2. Description of the Background Art
Optical amplification can be performed in the C-band (1,530 to 1,565 nm) and the L-band (1,570 to 1,600 nm) by using an erbium-doped optical fiber amplifier (EDFA). On the other hand, optical amplification in other wavelength bands is also required as the broad-band use of optical communication systems increases. In recent years, researchers and engineers have been developing a technique for optically amplifying a signal lightwave in the S-band (1,460 to 1,510 nm) by using a thulium-doped optical fiber amplifier (TDFA).

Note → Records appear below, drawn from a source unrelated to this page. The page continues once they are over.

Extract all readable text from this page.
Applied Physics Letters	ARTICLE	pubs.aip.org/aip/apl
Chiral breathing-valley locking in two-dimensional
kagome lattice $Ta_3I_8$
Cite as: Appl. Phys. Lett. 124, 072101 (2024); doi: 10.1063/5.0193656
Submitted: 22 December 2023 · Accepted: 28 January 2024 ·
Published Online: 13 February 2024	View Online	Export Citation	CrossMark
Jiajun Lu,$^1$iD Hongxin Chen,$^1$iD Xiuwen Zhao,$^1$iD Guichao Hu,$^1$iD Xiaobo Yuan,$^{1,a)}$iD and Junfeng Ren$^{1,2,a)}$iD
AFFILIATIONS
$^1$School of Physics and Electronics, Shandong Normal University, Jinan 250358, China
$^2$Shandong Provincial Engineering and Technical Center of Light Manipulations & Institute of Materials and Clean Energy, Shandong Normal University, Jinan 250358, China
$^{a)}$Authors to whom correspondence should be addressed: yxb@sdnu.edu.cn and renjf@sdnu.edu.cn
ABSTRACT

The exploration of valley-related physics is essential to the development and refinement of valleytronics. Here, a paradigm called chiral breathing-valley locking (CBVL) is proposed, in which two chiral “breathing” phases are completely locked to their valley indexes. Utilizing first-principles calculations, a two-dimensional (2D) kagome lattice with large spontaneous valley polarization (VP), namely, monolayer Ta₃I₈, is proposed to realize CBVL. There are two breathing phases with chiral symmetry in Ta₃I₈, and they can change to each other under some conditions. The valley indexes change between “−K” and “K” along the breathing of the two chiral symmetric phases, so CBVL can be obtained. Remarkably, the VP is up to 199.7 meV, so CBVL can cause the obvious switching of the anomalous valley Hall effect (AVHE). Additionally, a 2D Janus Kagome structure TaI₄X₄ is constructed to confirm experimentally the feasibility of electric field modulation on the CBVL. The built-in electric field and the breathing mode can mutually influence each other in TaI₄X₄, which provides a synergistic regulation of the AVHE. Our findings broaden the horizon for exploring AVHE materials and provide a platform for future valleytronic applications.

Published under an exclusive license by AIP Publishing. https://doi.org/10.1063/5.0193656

In the TDFA, however, the host glass is required to be a low-phonon-energy glass such as fluoride glass. This requirement renders the TDFA insufficient in reliability. (To date, there have been no occasions where fluoride glass is commercially used.) In addition, the TDFA can only achieve the gain in a range up to 1,510 nm or so. This upper limit produces a wavelength-range width of about 20 nm, in which the gain cannot be achieved, between the optical-amplification bands covered by the conventional EDFA and the TDFA. In other words, the low-loss wavelength range of the optical fiber cannot be sufficiently utilized. Furthermore, the TDFA has an extremely complicated dynamic behavior, so that it requires a control system different from that for the EDFA.

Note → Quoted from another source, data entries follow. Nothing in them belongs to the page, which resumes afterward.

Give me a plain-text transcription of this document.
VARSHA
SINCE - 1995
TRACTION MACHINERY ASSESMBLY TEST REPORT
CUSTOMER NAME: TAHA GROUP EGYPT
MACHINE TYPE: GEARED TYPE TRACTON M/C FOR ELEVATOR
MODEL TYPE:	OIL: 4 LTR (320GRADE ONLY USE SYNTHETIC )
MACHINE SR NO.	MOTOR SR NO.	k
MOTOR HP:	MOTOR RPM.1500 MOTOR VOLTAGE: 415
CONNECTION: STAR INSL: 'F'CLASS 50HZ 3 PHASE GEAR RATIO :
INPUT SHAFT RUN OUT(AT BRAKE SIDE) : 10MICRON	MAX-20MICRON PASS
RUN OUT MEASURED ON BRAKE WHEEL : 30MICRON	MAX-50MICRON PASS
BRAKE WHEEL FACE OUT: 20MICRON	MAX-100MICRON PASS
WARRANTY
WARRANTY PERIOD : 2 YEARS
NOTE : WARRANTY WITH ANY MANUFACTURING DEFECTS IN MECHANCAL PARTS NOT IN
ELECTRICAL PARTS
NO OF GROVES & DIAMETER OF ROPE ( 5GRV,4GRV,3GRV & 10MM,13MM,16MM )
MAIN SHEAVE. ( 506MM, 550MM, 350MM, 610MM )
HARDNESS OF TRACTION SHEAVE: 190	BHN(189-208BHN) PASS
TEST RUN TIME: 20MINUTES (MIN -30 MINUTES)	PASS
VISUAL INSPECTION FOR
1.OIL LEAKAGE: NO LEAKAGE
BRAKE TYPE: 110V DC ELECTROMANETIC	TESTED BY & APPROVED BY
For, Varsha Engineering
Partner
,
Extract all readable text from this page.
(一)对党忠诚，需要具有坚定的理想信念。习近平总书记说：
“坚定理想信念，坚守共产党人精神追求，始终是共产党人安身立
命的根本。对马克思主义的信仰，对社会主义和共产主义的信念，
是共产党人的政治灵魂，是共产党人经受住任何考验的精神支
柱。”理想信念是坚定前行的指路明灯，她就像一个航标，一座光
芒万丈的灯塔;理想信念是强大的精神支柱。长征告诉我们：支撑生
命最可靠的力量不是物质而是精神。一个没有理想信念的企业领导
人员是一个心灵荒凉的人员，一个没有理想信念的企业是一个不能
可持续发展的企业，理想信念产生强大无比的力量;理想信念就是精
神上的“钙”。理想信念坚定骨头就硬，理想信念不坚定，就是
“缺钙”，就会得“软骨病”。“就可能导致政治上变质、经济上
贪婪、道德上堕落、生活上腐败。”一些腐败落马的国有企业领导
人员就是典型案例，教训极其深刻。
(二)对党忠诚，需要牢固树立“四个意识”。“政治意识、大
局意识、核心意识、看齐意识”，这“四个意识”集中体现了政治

On the other hand, another method has been proposed in which the optical amplification is performed in a wavelength range of 1,490 to 1,520 nm or so by increasing the population inversion of a silica-based Al-codoped erbium-doped optical fiber (EDF). This method is described in the published Japanese patent application Tokukai 2001-313433 and a literature entitled “Novel 1500 nm-band EDFA with discrete Raman amplifier” (E. Ishikawa et al., ECOC 2001, Postdeadline papers, pp. 48–49).

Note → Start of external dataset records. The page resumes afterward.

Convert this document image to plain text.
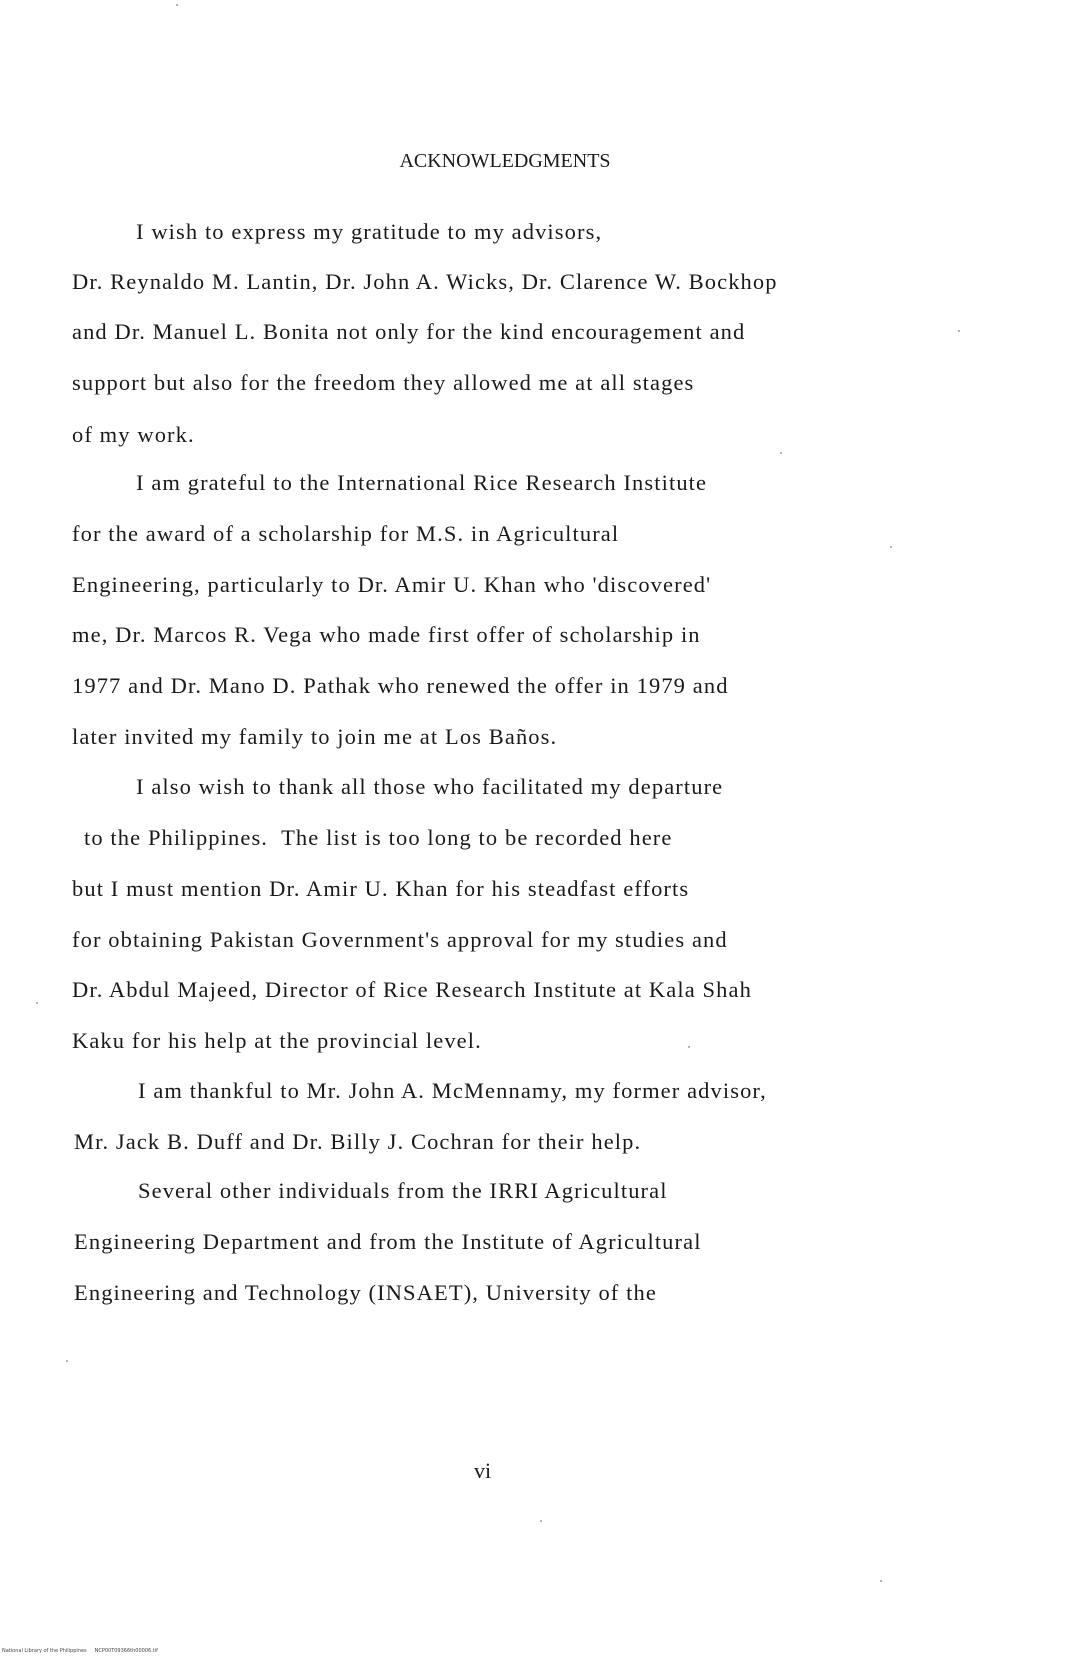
ACKNOWLEDGMENTS
I wish to express my gratitude to my advisors,
Dr. Reynaldo M. Lantin, Dr. John A. Wicks, Dr. Clarence W. Bockhop
and Dr. Manuel L. Bonita not only for the kind encouragement and
support but also for the freedom they allowed me at all stages
of my work.
I am grateful to the International Rice Research Institute
for the award of a scholarship for M.S. in Agricultural
Engineering, particularly to Dr. Amir U. Khan who 'discovered'
me, Dr. Marcos R. Vega who made first offer of scholarship in
1977 and Dr. Mano D. Pathak who renewed the offer in 1979 and
later invited my family to join me at Los Baños.
I also wish to thank all those who facilitated my departure
to the Philippines.  The list is too long to be recorded here
but I must mention Dr. Amir U. Khan for his steadfast efforts
for obtaining Pakistan Government's approval for my studies and
Dr. Abdul Majeed, Director of Rice Research Institute at Kala Shah
Kaku for his help at the provincial level.
I am thankful to Mr. John A. McMennamy, my former advisor,
Mr. Jack B. Duff and Dr. Billy J. Cochran for their help.
Several other individuals from the IRRI Agricultural
Engineering Department and from the Institute of Agricultural
Engineering and Technology (INSAET), University of the
vi
National Library of the Philippines     NCP00T09366th00006.tif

However, the EDFA incorporating a silica-based Al-codoped EDF has a strong tendency to increase the gain with increasing wavelength in a wavelength range of 1,490 to 1,520 nm or so. When this EDFA is used alone, even when an optical filter is used to equalize the gain, the relative gain variation is as high as 56%. Consequently, the gain having a small wavelength dependency cannot be achieved. As a result, a Raman amplifier must be incorporated. However, a Raman amplifier has the following drawbacks, for example. (a) It has a lower pumping efficiency than that of a rare-earth-doped optical amplifier. (b) It requires a fiber length as long as several kilometers, so that it becomes large. (c) It may deteriorate the transmission quality due to a nonlinear phenomenon and a double Rayleigh scattering in the optical fiber.